Cruzada anti-socialista
Algo de esto se barrunta ya cuando desde crecientes sectores de la mayoría se ha desencadenado recientemente una cruzada antisocialista, que trata de presentar al partido de François Mitterrand como el principal responsable de la crisis. Chirac acusaba al PSF de «taimado»; otros, más comedidos en el vocabulario, se limitan a considerarlo como ingenua presa en manos de los comunistas; los más insisten en conceptuar a la unión de zquierda de «alianza contra natura».
No es posible imaginar a Giscard ajeno a estos ataques. El presidente francés, que acarició durante mucho tiempo la intención de atraerse a los socialistas, parece actualmente convencido de la imposibilidad de su empeño. Su sostenimiento entre bastidores de la actual campaña pueden tener bastante que ver con la reacción de la amante desdeñada.
Al margen de frustraciones o de actitudes ideológicas que ahora encuentran campo abonado para su expresión, lo cierto es que el giscardismo parece haber favorecido la abundante cosecha de votos recogida por el PSF en las cantonales. El razonamiento de los electores parece consecuente: ya que es evidente que existe algo que cambiar, vamos con el partido que -al menos sobre el papel- parece propiciar de manera más decidida ese cambio. Pero, en realidad, lo que se debate en el fondo tiene mucha mayor importancia: estriba en saber si el pálido reformismo giscardiano -discutido por sus propios aliados políticos y que no ha traspasado hasta el momento el estadio de las buenas intenciones-, resulta suficiente para dar cauce al intenso deseo de transformación y al agitado clima social que hoy vive Francia.

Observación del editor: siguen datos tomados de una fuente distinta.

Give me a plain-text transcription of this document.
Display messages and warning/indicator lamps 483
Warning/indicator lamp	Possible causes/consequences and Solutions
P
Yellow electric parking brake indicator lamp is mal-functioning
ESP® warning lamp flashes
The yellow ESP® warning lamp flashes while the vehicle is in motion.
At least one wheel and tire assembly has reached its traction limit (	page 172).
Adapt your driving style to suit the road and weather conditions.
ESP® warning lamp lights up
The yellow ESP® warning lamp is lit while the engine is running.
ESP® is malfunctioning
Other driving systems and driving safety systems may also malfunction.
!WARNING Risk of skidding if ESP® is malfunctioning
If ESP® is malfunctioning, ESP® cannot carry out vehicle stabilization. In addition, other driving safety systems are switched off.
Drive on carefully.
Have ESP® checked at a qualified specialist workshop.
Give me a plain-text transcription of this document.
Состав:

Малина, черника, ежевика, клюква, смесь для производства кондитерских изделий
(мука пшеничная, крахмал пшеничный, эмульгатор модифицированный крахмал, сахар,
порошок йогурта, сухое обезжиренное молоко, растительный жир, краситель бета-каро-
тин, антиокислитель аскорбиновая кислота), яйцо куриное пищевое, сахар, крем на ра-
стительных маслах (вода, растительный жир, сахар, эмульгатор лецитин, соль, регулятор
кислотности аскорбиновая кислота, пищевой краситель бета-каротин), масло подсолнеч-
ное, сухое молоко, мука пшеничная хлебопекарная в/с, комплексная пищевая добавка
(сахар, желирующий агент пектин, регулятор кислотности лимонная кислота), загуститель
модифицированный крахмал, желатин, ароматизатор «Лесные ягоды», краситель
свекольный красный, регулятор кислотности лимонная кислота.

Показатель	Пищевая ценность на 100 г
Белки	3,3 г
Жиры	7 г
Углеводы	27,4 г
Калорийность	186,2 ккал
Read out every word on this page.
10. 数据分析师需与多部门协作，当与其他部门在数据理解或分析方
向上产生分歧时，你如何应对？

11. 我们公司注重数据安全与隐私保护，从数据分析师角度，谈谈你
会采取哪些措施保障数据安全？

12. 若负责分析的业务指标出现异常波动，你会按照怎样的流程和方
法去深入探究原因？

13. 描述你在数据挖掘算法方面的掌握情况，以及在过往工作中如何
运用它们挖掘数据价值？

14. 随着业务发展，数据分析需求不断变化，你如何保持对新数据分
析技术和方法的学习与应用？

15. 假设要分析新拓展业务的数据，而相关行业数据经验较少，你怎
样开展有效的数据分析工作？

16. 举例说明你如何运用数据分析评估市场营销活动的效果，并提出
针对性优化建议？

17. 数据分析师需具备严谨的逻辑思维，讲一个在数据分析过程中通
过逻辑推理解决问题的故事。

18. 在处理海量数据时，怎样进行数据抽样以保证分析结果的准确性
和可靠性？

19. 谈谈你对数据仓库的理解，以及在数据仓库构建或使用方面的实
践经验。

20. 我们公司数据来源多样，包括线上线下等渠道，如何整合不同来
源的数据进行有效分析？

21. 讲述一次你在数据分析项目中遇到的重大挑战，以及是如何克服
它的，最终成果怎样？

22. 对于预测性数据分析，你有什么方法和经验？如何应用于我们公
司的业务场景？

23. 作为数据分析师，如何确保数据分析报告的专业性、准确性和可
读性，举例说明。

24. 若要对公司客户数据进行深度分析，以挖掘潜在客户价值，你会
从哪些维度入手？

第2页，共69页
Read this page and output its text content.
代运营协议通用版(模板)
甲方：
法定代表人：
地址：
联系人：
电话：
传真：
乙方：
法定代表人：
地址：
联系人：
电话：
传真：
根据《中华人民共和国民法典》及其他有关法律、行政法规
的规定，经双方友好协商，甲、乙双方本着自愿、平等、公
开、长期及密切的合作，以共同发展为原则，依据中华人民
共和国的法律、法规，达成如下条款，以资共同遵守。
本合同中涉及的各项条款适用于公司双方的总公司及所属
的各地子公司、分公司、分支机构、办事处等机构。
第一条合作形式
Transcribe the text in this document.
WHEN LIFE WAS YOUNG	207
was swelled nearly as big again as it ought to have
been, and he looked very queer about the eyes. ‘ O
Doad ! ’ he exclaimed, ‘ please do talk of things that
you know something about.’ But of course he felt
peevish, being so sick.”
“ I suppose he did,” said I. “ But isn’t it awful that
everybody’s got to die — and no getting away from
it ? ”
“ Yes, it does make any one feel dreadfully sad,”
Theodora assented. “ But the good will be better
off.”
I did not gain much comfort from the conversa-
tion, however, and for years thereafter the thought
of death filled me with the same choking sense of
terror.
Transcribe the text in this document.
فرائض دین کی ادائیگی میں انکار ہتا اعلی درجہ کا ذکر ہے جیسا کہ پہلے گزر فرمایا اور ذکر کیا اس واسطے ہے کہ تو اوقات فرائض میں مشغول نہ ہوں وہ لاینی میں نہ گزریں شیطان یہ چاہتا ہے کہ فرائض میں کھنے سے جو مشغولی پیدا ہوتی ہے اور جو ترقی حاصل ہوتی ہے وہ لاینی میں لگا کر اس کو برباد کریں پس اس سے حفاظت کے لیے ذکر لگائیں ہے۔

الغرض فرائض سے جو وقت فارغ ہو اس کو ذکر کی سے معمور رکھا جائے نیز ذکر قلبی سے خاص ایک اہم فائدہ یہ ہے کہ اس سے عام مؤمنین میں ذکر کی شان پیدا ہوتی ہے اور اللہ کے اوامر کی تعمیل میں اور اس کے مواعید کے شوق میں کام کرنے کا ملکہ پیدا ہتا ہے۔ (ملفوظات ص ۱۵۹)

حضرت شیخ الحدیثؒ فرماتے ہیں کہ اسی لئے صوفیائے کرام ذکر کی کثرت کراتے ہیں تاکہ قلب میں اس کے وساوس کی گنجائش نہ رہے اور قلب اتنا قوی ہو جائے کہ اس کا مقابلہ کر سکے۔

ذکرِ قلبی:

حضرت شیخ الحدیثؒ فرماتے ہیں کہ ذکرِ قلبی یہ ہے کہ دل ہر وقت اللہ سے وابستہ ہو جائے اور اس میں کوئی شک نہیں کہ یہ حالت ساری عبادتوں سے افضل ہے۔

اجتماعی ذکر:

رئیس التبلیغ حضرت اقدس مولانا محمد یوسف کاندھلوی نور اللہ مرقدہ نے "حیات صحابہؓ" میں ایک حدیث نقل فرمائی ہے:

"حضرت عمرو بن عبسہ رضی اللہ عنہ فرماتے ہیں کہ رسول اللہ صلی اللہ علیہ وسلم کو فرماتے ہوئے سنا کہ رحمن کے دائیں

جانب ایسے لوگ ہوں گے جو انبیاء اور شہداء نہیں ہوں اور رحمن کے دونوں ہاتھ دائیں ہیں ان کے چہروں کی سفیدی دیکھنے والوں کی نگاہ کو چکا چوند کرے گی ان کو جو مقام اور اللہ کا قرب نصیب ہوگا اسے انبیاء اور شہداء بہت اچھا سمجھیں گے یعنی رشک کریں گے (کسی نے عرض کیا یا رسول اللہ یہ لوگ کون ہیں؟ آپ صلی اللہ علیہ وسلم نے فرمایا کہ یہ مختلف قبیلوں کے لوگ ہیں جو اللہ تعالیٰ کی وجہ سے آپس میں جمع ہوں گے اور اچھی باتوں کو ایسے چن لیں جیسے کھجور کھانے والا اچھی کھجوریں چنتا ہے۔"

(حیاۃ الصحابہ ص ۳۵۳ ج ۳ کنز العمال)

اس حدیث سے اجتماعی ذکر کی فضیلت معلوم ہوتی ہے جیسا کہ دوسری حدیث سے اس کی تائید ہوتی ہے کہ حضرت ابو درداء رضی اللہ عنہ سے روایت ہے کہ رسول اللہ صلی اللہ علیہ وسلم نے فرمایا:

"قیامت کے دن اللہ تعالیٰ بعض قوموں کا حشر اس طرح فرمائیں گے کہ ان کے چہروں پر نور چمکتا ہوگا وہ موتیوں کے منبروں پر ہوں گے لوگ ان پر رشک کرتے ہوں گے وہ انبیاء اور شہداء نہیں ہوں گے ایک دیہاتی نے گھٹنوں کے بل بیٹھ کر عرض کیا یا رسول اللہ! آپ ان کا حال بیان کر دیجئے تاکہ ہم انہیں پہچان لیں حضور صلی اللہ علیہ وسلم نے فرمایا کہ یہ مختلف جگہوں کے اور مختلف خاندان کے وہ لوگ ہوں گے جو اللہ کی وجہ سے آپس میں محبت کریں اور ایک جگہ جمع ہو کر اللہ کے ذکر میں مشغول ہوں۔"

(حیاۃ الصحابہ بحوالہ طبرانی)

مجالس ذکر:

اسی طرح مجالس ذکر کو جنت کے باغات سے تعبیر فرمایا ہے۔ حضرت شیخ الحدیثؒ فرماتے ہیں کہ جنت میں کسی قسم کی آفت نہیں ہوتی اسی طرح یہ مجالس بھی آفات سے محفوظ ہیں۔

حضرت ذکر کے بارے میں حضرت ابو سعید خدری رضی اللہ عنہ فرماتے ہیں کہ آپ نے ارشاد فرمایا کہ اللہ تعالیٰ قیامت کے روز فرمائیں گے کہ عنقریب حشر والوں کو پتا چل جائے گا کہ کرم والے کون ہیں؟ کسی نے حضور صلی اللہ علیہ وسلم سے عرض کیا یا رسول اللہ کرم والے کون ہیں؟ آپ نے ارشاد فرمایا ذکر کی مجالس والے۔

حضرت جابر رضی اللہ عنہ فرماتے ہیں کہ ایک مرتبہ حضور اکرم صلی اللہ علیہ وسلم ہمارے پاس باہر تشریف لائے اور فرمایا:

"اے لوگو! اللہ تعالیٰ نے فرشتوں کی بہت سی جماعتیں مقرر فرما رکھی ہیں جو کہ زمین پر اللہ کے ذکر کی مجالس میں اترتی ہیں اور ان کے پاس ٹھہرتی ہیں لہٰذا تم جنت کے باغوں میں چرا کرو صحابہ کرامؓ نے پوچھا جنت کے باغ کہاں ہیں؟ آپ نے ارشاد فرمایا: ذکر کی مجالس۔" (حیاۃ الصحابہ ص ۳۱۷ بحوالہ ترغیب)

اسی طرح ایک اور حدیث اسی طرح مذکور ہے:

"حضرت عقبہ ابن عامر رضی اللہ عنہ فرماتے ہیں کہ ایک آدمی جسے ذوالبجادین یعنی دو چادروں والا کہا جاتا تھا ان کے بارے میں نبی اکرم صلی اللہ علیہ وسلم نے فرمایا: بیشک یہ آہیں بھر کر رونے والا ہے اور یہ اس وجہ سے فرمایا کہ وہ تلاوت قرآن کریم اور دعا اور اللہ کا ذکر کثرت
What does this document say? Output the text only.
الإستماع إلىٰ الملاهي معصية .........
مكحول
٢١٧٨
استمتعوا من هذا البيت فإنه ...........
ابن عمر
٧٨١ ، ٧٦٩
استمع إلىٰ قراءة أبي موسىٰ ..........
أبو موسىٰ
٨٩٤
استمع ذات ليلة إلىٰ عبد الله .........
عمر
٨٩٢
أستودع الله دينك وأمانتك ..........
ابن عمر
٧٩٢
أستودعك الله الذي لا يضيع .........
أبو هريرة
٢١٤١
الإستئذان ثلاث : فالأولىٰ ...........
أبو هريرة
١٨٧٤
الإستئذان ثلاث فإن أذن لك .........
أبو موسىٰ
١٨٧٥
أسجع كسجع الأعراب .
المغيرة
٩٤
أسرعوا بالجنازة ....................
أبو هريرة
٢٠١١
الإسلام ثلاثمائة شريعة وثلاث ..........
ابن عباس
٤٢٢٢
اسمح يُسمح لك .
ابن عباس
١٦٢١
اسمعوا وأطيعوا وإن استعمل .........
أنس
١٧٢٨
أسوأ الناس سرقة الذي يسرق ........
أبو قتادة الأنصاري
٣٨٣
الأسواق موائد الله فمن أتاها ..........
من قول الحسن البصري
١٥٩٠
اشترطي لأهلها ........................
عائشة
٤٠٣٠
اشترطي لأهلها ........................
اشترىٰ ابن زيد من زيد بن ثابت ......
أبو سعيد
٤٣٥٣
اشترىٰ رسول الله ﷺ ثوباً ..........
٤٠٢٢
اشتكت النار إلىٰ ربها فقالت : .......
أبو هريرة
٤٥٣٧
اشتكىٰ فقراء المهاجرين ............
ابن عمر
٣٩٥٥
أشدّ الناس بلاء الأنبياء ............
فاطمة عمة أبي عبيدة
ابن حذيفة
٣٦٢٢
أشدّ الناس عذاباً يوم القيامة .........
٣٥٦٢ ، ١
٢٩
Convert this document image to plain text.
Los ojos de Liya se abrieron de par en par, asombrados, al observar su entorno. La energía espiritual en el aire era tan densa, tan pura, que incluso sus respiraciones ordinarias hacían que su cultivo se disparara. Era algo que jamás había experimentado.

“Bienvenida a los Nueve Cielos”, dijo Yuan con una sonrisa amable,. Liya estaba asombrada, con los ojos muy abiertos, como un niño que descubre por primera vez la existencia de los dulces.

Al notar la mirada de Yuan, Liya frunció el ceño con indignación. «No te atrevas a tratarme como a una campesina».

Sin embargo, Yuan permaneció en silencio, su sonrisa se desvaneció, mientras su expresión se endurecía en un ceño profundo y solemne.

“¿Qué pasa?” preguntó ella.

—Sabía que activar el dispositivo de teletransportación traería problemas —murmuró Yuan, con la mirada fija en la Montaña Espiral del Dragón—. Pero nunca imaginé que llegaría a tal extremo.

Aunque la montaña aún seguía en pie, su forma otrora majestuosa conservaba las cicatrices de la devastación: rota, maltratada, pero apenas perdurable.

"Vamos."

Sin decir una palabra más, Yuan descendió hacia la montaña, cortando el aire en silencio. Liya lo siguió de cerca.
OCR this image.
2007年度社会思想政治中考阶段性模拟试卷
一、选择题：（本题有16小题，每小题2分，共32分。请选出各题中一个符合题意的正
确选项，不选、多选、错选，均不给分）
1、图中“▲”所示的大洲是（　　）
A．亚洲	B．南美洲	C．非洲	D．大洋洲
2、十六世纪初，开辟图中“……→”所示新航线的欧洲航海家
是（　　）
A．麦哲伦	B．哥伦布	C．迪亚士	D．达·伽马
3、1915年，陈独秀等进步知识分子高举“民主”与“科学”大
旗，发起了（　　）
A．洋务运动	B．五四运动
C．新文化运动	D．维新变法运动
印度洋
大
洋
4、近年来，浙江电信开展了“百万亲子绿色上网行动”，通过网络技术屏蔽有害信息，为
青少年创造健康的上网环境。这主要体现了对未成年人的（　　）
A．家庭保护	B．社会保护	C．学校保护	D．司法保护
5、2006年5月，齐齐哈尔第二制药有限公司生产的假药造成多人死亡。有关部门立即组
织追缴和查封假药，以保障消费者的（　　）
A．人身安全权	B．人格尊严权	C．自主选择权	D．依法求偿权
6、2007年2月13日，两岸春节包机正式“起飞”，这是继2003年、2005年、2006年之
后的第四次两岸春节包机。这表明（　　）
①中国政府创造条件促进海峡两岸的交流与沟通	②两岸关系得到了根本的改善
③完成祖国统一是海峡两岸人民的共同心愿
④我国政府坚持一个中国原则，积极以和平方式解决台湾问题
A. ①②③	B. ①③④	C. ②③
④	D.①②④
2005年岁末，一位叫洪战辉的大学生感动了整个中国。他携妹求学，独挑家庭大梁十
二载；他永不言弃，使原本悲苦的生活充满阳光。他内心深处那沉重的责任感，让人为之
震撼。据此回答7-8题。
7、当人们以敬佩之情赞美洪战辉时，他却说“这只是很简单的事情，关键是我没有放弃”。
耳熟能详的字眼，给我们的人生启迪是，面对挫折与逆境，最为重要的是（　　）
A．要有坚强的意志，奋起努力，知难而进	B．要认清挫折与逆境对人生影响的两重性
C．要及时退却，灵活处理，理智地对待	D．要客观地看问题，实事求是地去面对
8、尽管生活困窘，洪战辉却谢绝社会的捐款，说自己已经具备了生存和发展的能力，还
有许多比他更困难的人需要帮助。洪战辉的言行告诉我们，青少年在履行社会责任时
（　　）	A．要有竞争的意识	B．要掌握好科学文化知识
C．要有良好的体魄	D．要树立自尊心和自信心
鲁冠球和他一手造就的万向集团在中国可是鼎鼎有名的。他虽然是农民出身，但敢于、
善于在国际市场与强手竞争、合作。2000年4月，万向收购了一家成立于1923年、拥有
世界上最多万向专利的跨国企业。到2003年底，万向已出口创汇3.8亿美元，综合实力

Así pues, el reformismo de Giscard corre todos los riesgos de recibir, en un período más o menos próximo, el juicio de la historia. Cegadas -al menos por el momento- las alternativas previsibles (y, la principal de ellas, el presunto tandem Mitterrand-Giscard), la recomposición de la actual mayoría en pie de guerra -y en esto sí que coinciden todas las formaciones mayoritarias- se producirá, según todos los indicios, en detrimento del designio de «sociedad liberal avanzada», que puede rápidamente descansar en el sueño de los justos.